Dans cette période où le transport aérien est questionné par les crises sanitaire et climatique, la Région investit année après année des millions dans l’agrandissement d’aéroports déficitaires et géographiquement très proches. Cette année encore, 6M€ sont investis par la Région pour agrandir les aéroports de Deauville et Caen… à 50 kms l’un de l’autre.

Nous constatons qu’en cette dernière année de mandat, la Région se décide enfin à soutenir l’investissement dans les pistes cyclables : c’est tendance, et il n’y a pas de matériel à entretenir. Avec le succès des coronapistes en sortie du premier confinement, l’Etat mettra ainsi 10M€ pour le vélo dans le nouveau projet de Contrat de Plan Etat-Région avec la Normandie, reconnaissant enfin le rôle du vélo comme moyen de déplacement. La Normandie a tout pour devenir une région exemplaire en matière de mobilités cyclables, si tant est qu’une volonté politique se traduise en actes.

« Région de toutes les énergies », la Normandie reste en première place du classement des régions pour les émissions de CO2 par habitant.

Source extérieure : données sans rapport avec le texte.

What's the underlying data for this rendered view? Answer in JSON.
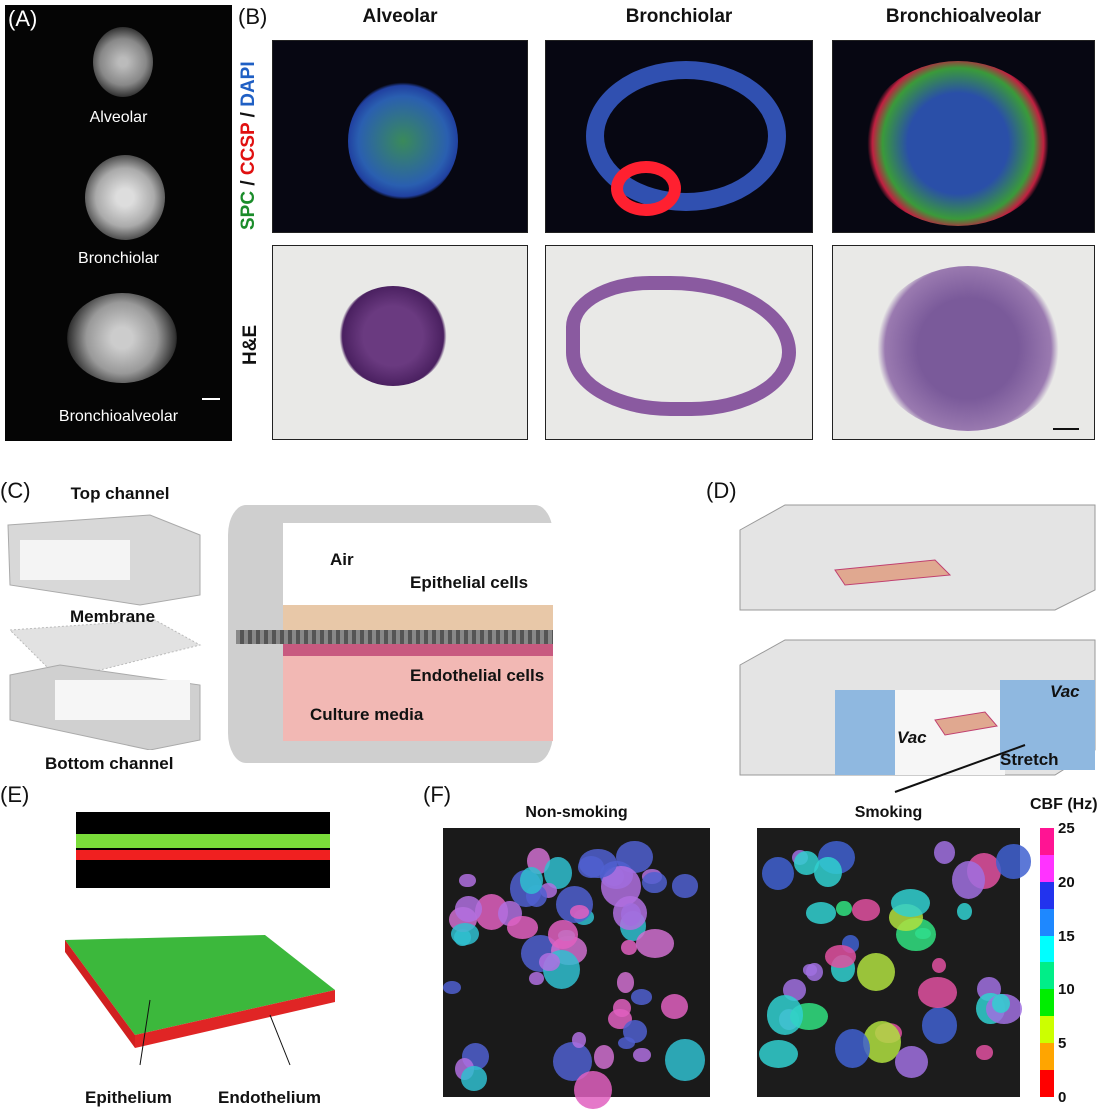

En terme de rénovation thermique des logements, nous avons rappelé lors de la dernière présentation du plan Bâtiment Durable en octobre dernier que sur les 1 747 747 logements normands, 12 000 ont été rénovés en 4 ans, bien loin de l’objectif de 30 à 40 000 par an inscrit dans le SRADDET.

Nous savons que le volet financier reste un frein à la mise en travaux et nous plaidons depuis le début du mandat pour la mise en place d’une structure régionale de tiers financement, qui se rembourse avec les économies réalisées sur les factures énergétiques. Ca marche, à condition d’être porté politiquement !

Enfin, l’agriculture, responsable de 19,4% des émissions de la France en 2019, a également un rôle à jouer pour le climat, et non des moindres. Avec 2 millions d’ha agricoles, la Normandie reste la 1ère région de France dans ce secteur. Mais l’augmentation de l’artificialisation des sols (+38% entre 1990 et 2018), la perte de plus de la moitié de ses prairies au cours des 3 dernières décennies, menacent la fonction essentielle de puits de carbone.

Le modèle d’import-export touche aussi ce secteur, avec l’importation de viande ou de soja, responsable d’une déforestation importée. Alors certes nous pouvons soutenir le plan Protéines végétales développé au cours du mandat pour l’alimentation humaine et animale, à condition que ce ne soit pas du « en même temps » !

À la jonction des politiques européennes, nationales et locales, la Région a la responsabilité de mettre ses politiques régionales en conformité avec une règle d’or climatique.

En matière d’économie, d’agriculture, de transports, d’aménagement du territoire, d’habitat, de déchets, d’enseignement, la Région doit conditionner ses investissements et ses aides à des bénéfices en matière environnementale et sociale.

C’est la règle d’or budgétaire que le groupe Normandie Ecologie propose à la Région année après année, et dont la nécessité se trouve encore renforcée par les crises sociales et sanitaires qui fragilisent notre modèle.

L’ère du « en même temps » n’est plus possible : ajouter quelques touches vertes à une somme d’activités polluantes, ce n’est pas seulement ne rien faire, c’est foncer vers le précipice en se bouchant les yeux.

À l’heure où les conclusions du GIEC normand doivent mettre les politiques devant leurs responsabilités, il est grand temps de mettre fin au temps des promesses reniées.